The United States Department of Agriculture (USDA) used meteor scatter extensively in its SNOTEL system for over 40 years, but discontinued this use in 2023. Over 900 snow water content gauging stations in the Western United States were equipped with radio transmitters that relied upon meteor-scatter communications to send measurements to a data center.

According to unclassified report, SNOTEL "contains 2 master stations and more than 500 remote data acquisition sites in 11 western states. The system monitors snowfall and other meteorological data. The 500 unmanned, remote stations are divided into selectively addressed groups of approximately 60 remote stations in each group. Polling a group of 60 stations takes an average of 5 minutes".

==Amateur radio use==

The recording of MSK144 signals at 50 MHz on the 15 second long waterfall trace

Most meteor-scatter communication is conducted between radio stations that are engaged in a precise schedule of transmission and reception periods. Because the presence of a meteor trail at a suitable location between two stations cannot be predicted, stations attempting meteor-scatter communications must transmit the same information repeatedly until an acknowledgement of reception from the other station is received. Established protocols are employed to regulate the progress of information flow between stations. While a single meteor may create an ion trail that supports several steps of the communication protocol, often a complete exchange of information requires several meteors and a long period of time to complete.
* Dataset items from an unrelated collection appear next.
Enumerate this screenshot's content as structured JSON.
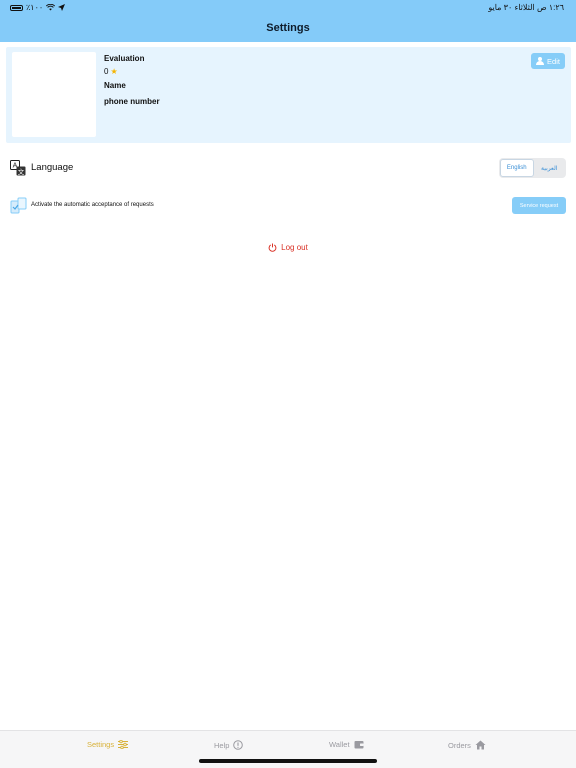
{
  "status_bar": {
    "battery": "٪١٠٠",
    "datetime": "١:٢٦ ص   الثلاثاء ٣٠ مايو"
  },
  "header": {
    "title": "Settings"
  },
  "profile": {
    "evaluation_label": "Evaluation",
    "rating": "0",
    "name_label": "Name",
    "phone_label": "phone number",
    "edit_label": "Edit"
  },
  "language": {
    "label": "Language",
    "options": [
      "English",
      "العربية"
    ],
    "selected": "English"
  },
  "auto_accept": {
    "label": "Activate the automatic acceptance of requests",
    "button_label": "Service request"
  },
  "logout_label": "Log out",
  "tabbar": {
    "settings": "Settings",
    "help": "Help",
    "wallet": "Wallet",
    "orders": "Orders"
  },
  "colors": {
    "header_bg": "#84cbf9",
    "card_bg": "#e6f4fe",
    "accent_button": "#86cdf8",
    "logout": "#d93025",
    "tab_active": "#d8b23a",
    "tab_inactive": "#9a9aa0"
  }
}
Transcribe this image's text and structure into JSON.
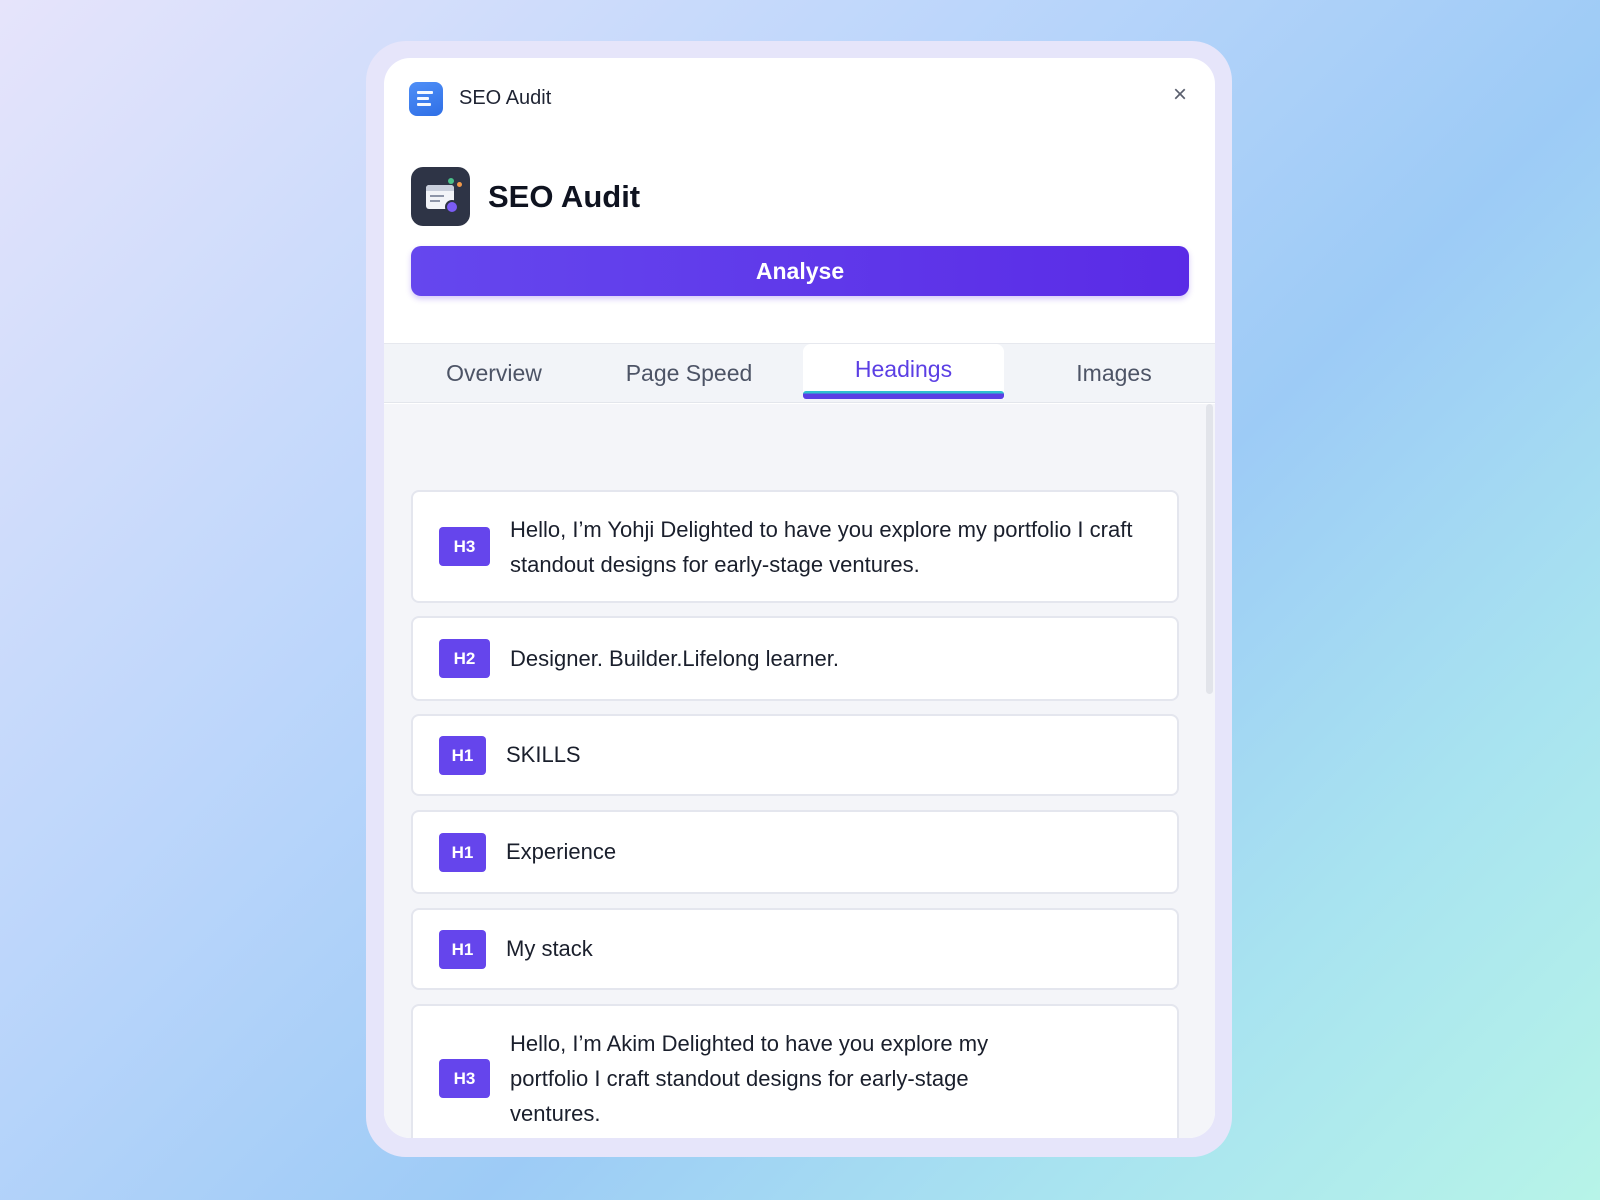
{
  "window": {
    "title": "SEO Audit",
    "close_symbol": "×"
  },
  "app": {
    "name": "SEO Audit",
    "analyse_label": "Analyse"
  },
  "tabs": [
    {
      "label": "Overview",
      "active": false
    },
    {
      "label": "Page Speed",
      "active": false
    },
    {
      "label": "Headings",
      "active": true
    },
    {
      "label": "Images",
      "active": false
    }
  ],
  "headings": [
    {
      "level": "H3",
      "text": "Hello, I’m Yohji Delighted to have you explore my portfolio I craft standout designs for early-stage ventures."
    },
    {
      "level": "H2",
      "text": "Designer. Builder.Lifelong learner."
    },
    {
      "level": "H1",
      "text": "SKILLS"
    },
    {
      "level": "H1",
      "text": "Experience"
    },
    {
      "level": "H1",
      "text": "My stack"
    },
    {
      "level": "H3",
      "text": "Hello, I’m Akim Delighted to have you explore my portfolio I craft standout designs for early-stage ventures."
    }
  ],
  "colors": {
    "accent": "#5b3fe4",
    "badge": "#6545ec",
    "tab_underline_secondary": "#2fc0d0"
  }
}
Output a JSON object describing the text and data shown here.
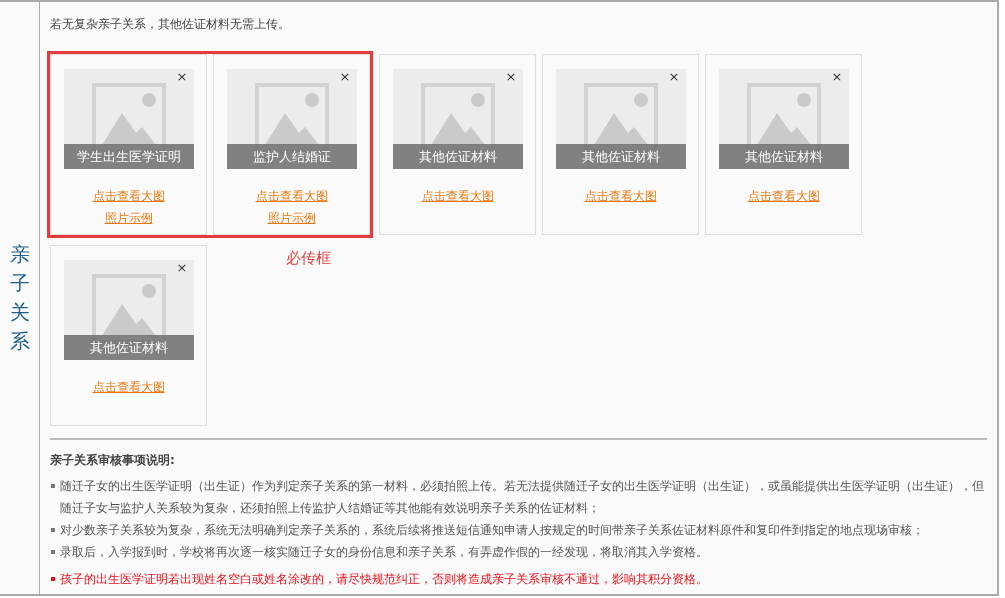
{
  "section_label": "亲子关系",
  "instruction": "若无复杂亲子关系，其他佐证材料无需上传。",
  "required_frame_label": "必传框",
  "cards": [
    {
      "label": "学生出生医学证明",
      "close": "×",
      "required": true,
      "links": [
        "点击查看大图",
        "照片示例"
      ]
    },
    {
      "label": "监护人结婚证",
      "close": "×",
      "required": true,
      "links": [
        "点击查看大图",
        "照片示例"
      ]
    },
    {
      "label": "其他佐证材料",
      "close": "×",
      "required": false,
      "links": [
        "点击查看大图"
      ]
    },
    {
      "label": "其他佐证材料",
      "close": "×",
      "required": false,
      "links": [
        "点击查看大图"
      ]
    },
    {
      "label": "其他佐证材料",
      "close": "×",
      "required": false,
      "links": [
        "点击查看大图"
      ]
    },
    {
      "label": "其他佐证材料",
      "close": "×",
      "required": false,
      "links": [
        "点击查看大图"
      ]
    }
  ],
  "notes": {
    "title": "亲子关系审核事项说明:",
    "items": [
      {
        "kind": "normal",
        "text": "随迁子女的出生医学证明（出生证）作为判定亲子关系的第一材料，必须拍照上传。若无法提供随迁子女的出生医学证明（出生证），或虽能提供出生医学证明（出生证），但随迁子女与监护人关系较为复杂，还须拍照上传监护人结婚证等其他能有效说明亲子关系的佐证材料；"
      },
      {
        "kind": "normal",
        "text": "对少数亲子关系较为复杂，系统无法明确判定亲子关系的，系统后续将推送短信通知申请人按规定的时间带亲子关系佐证材料原件和复印件到指定的地点现场审核；"
      },
      {
        "kind": "normal",
        "text": "录取后，入学报到时，学校将再次逐一核实随迁子女的身份信息和亲子关系，有弄虚作假的一经发现，将取消其入学资格。"
      },
      {
        "kind": "warning",
        "text": "孩子的出生医学证明若出现姓名空白或姓名涂改的，请尽快规范纠正，否则将造成亲子关系审核不通过，影响其积分资格。"
      }
    ]
  }
}
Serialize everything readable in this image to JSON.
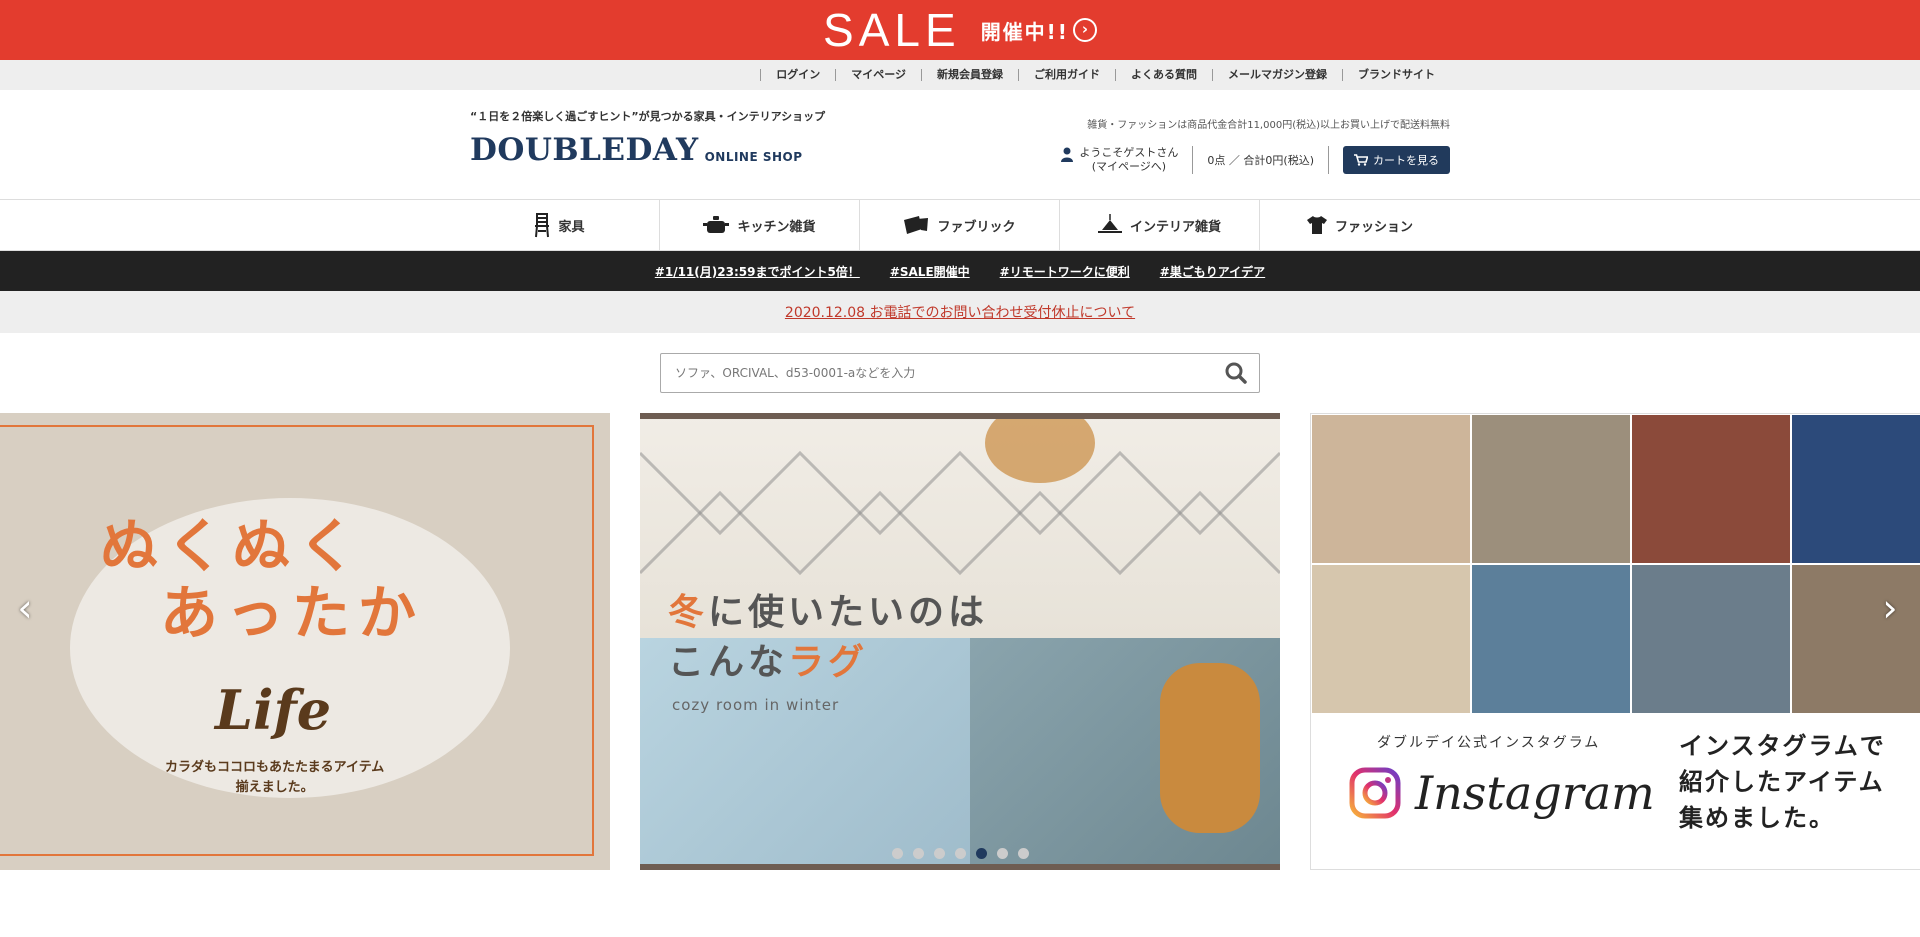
{
  "sale_banner": {
    "big": "SALE",
    "small": "開催中!!",
    "arrow": "›"
  },
  "util_links": [
    "ログイン",
    "マイページ",
    "新規会員登録",
    "ご利用ガイド",
    "よくある質問",
    "メールマガジン登録",
    "ブランドサイト"
  ],
  "header": {
    "tagline": "“１日を２倍楽しく過ごすヒント”が見つかる家具・インテリアショップ",
    "logo_main": "DOUBLEDAY",
    "logo_sub": "ONLINE SHOP",
    "shipping_note": "雑貨・ファッションは商品代金合計11,000円(税込)以上お買い上げで配送料無料",
    "user_line1": "ようこそゲストさん",
    "user_line2": "(マイページへ)",
    "cart_info": "0点 ／ 合計0円(税込)",
    "cart_button": "カートを見る"
  },
  "categories": [
    {
      "label": "家具",
      "icon": "chair-icon"
    },
    {
      "label": "キッチン雑貨",
      "icon": "pot-icon"
    },
    {
      "label": "ファブリック",
      "icon": "cushion-icon"
    },
    {
      "label": "インテリア雑貨",
      "icon": "lamp-icon"
    },
    {
      "label": "ファッション",
      "icon": "tshirt-icon"
    }
  ],
  "hashtags": [
    "#1/11(月)23:59までポイント5倍！",
    "#SALE開催中",
    "#リモートワークに便利",
    "#巣ごもりアイデア"
  ],
  "notice": "2020.12.08 お電話でのお問い合わせ受付休止について",
  "search": {
    "placeholder": "ソファ、ORCIVAL、d53-0001-aなどを入力"
  },
  "slides": {
    "s1": {
      "line1": "ぬくぬく",
      "line2": "あったか",
      "life": "Life",
      "sub1": "カラダもココロもあたたまるアイテム",
      "sub2": "揃えました。"
    },
    "s2": {
      "line1a": "冬",
      "line1b": "に使いたいのは",
      "line2a": "こんな",
      "line2b": "ラグ",
      "cozy": "cozy room in winter"
    },
    "s3": {
      "small": "ダブルデイ公式インスタグラム",
      "name": "Instagram",
      "r1": "インスタグラムで",
      "r2": "紹介したアイテム",
      "r3": "集めました。"
    }
  },
  "carousel": {
    "prev": "‹",
    "next": "›",
    "dot_count": 7,
    "active_dot": 5
  },
  "colors": {
    "sale_red": "#e33c2e",
    "brand_navy": "#203a5e",
    "accent_orange": "#e2763b"
  }
}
Any form of communications mode can be used for meteor-scatter communications. Single sideband audio transmission has been popular among amateur radio operators in North America attempting to establish contact with other stations during meteor showers without planning a schedule in advance with the other station. The use of Morse code has been more popular in Europe, where amateur radio operators used modified tape recorders, and later computer programs, to send messages at transmission speeds as high as 800 words per minute. Stations receiving these bursts of information record the signal and play it back at a slower speed to copy the content of the transmission. Since 2000, several digital modes implemented by computer programs have replaced voice and Morse code communications in popularity. The most popular mode for amateur radio operations is MSK144, which is implemented in the WSJT-X software.